BUS LINES DROP WEB AD OVER SOFTCORE LINK

Two bus lines - one here, one in Madison, Wisconsin - have dropped a Web site's advertising from their vehicles over concerns that a link on the site is a softcore porn link.

Capital Metro Bus service here refused to renew a $36,000 contract for advertising spaces on the sides of its buses with Razorfish Subnetwork, operator of rsub.com, saying it was concerned over the softcore link, according to the Associated Press. Madison Metro has likewise dropped the advertising.

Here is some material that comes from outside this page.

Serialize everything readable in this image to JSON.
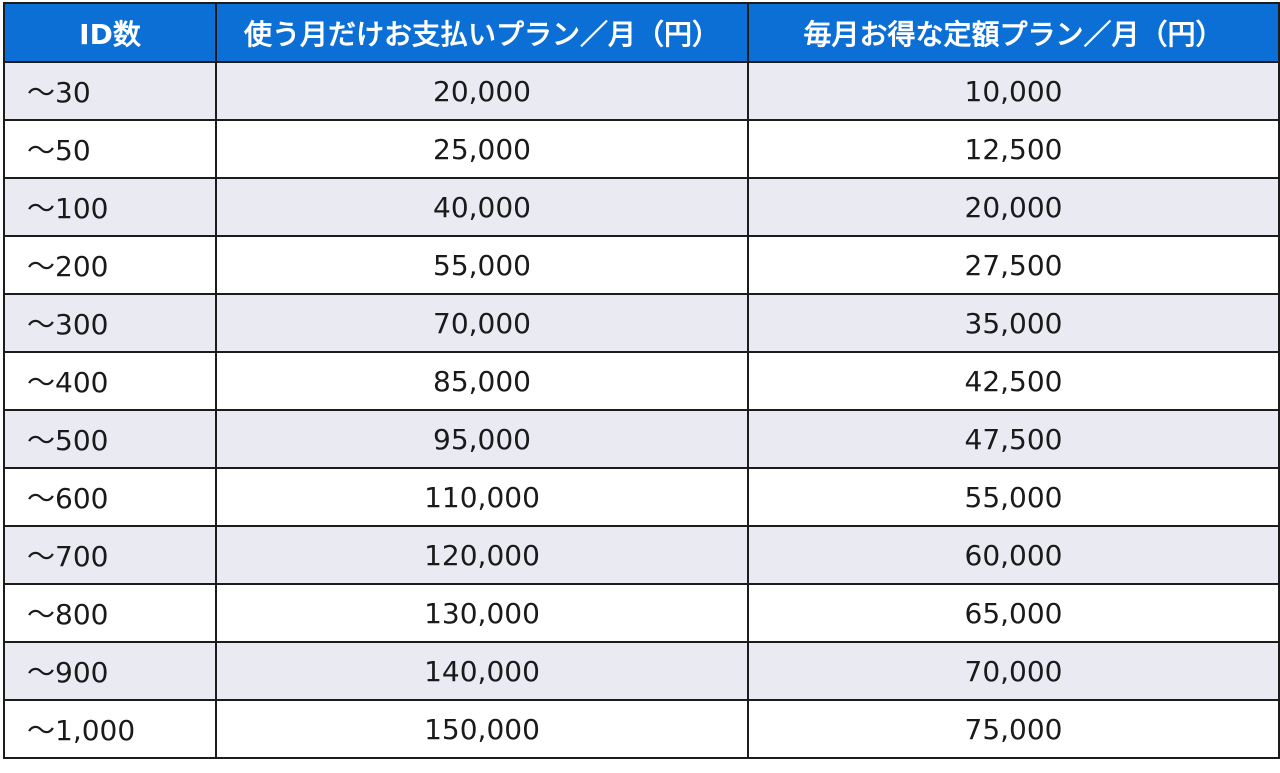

Executived with Razorfish Subnetwork, part of a New York-based company called Razorfish, Inc., tell the AP they were stunned by the decisions. Rsub.com is a gathering of content from various artists, musicians, and writers, and regularly features a nude photograph and links users to a site (www.nerve.com) showing self-proclaimed "literate smut," the AP says. That site, at this writing, features a "photo of the day" and a link to a recent interview with AVN Adult Video Award winner Tristan Tarmino, who won Best Anal-Themed Tape for Tristan Taormino's Ultimate Guide to Anal Sex for Women.

"It totally surprised us, " Razorfish vice president of marketing Ryan Dolan tells the AP about the contract situation. " Can museums not advertise Renaissance art exhibits because the paintings contain nude people?"

But Capital Metro and Obie Media, an advertising contractor, called it porn which violated its contracts banning tobacco, alcohol, porn, or "anything potentially defamatory," the AP says.

Madison Metro's Julie Maryott-Walsh tells the AP transit officials received e-mail complaining about the Web site and looked the site up before complaining to Obie. "The sign itself on the side of the bus is innocuous, " she says. " It certainly wouldn't make one believe that' s the material you would find."

Capital Metro also says it got numerous calls complaining about the site, the AP says. " We are a public entity with a responsibility to the community to make sure we don' t have ads up that are clearly ...pornographic, " says spokesman Sam Archer to the Austin American-Statesman.